Given the advantages of the flexibility of thematic analysis, it is important that we are clear that we are not trying to limit this flexibility. However, an absence of clear and concise guidelines around thematic analysis means that the „anything goes‟ critique of qualitative research (Antaki, Billig, Edwards, & Potter, 2002) may well apply in some instances. With this paper, we hope to strike a balance between demarcating thematic analysis clearly – i.e., explaining what it is, and how you do it – and ensuring flexibility in relation to how it is used, so that it does not become limited and constrained, and lose one of its key advantages. Indeed, a clear demarcation of this method will be useful to ensure that those who use thematic analysis can make active choices about the particular form of analysis they are engaged in. Therefore, this paper seeks to celebrate the flexibility of the method, and provide a vocabulary and „recipe‟ for people to start doing thematic analysis in a way that is theoretically and methodologically sound.3 As we will show, what is important is that as well as applying a method to data, researchers make their (epistemological and other) assumptions explicit (Holloway & Todres, 2003). Qualitative psychologists need to be clear about what they are doing and why, and include the often-omitted „how‟ they did their analysis in their reports (Attride-Stirling, 2001).

In this paper we outline: what thematic analysis is; a 6-phase guide to doing thematic analysis; potential pitfalls to avoid when doing thematic analysis; what makes good thematic analysis; and advantages and disadvantages of thematic analysis. Throughout, we provide examples from the research literature, and our own research. By providing examples we show the types of research questions and topics that thematic analysis can be used to study.

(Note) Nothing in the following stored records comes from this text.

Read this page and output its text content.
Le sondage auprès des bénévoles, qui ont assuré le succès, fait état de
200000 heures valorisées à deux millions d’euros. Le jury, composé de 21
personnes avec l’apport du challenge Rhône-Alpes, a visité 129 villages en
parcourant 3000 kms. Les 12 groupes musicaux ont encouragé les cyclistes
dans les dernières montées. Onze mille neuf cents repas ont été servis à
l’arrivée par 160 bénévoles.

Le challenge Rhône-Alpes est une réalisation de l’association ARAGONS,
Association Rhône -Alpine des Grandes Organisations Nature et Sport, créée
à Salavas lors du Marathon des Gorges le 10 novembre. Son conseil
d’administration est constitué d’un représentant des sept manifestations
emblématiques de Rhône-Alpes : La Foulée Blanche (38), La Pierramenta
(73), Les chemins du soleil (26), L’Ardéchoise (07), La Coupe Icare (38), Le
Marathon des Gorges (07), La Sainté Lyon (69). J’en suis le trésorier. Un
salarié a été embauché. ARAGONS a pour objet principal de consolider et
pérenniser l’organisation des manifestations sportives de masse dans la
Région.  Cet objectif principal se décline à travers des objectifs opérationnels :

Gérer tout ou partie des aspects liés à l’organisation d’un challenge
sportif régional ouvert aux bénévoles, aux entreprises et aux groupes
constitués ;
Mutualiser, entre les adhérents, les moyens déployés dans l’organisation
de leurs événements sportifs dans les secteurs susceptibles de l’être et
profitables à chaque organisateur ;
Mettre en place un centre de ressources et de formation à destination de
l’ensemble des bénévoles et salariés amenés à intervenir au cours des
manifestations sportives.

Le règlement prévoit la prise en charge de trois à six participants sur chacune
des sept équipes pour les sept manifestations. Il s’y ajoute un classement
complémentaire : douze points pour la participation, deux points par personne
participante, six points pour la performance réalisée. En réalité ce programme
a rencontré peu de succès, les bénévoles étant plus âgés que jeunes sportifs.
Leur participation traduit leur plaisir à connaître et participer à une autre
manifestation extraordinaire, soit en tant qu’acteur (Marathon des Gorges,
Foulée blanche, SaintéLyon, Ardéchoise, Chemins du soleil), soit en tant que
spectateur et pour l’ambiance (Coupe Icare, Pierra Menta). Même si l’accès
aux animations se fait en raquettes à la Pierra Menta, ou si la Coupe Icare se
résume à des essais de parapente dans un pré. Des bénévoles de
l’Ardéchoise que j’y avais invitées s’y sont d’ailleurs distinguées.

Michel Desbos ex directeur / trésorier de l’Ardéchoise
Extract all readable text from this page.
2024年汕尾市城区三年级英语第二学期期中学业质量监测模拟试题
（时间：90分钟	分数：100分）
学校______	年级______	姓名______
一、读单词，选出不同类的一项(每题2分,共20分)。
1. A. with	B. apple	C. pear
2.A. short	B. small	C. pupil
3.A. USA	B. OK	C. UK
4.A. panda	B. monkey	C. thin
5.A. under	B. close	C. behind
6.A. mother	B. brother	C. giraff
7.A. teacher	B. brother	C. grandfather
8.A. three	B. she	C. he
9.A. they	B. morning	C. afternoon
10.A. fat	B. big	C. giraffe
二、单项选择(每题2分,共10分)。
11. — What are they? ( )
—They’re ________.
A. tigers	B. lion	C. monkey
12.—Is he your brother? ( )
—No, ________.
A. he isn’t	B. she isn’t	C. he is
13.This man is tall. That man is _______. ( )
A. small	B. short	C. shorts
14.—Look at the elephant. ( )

Before we begin, we need to define a few of the terms used throughout the paper. Data corpus refers to all data collected for a particular research project, while data set refers to all the data from the corpus that is being used for a particular analysis. There are two main ways of choosing your data set (which approach you take depends on whether you are coming to the data with a specific question or not – see „a number of decisions‟ below). First, your data set may consist of many or all individual data items within your data corpus. So, for example, in a project on female genital cosmetic surgery, Virginia‟s data corpus consists of interviews with surgeons, media items on the topic, and surgeon websites. For any particular analysis, her data set might just be the surgeon interviews, just the websites (Braun, 2005b), or it might combine surgeon data with some media data (e.g., Braun, 2005a). Second, your data set might be identified by a particular analytic interest in some topic in the data, and your data set then becomes all instances in the corpus where that topic is referred to. So in Virginia‟s example, if she was interested in how „sexual pleasure‟ was talked about, her data set would consist of all instances across the entire data corpus that had some relevance to sexual pleasure. These two approaches might sometimes be combined to produce the data set. Data item is used to refer to each individual piece of data collected, which together make up the data set or corpus. A data item in this instance would be an individual surgeon interview, a television documentary, or one particular website. Finally, data extract refers to an individual coded chunk of data, which has been identified within, and extracted from, a data item. There will be many of these, taken from throughout the entire data set, and only a selection of these extracts will feature in the final analysis.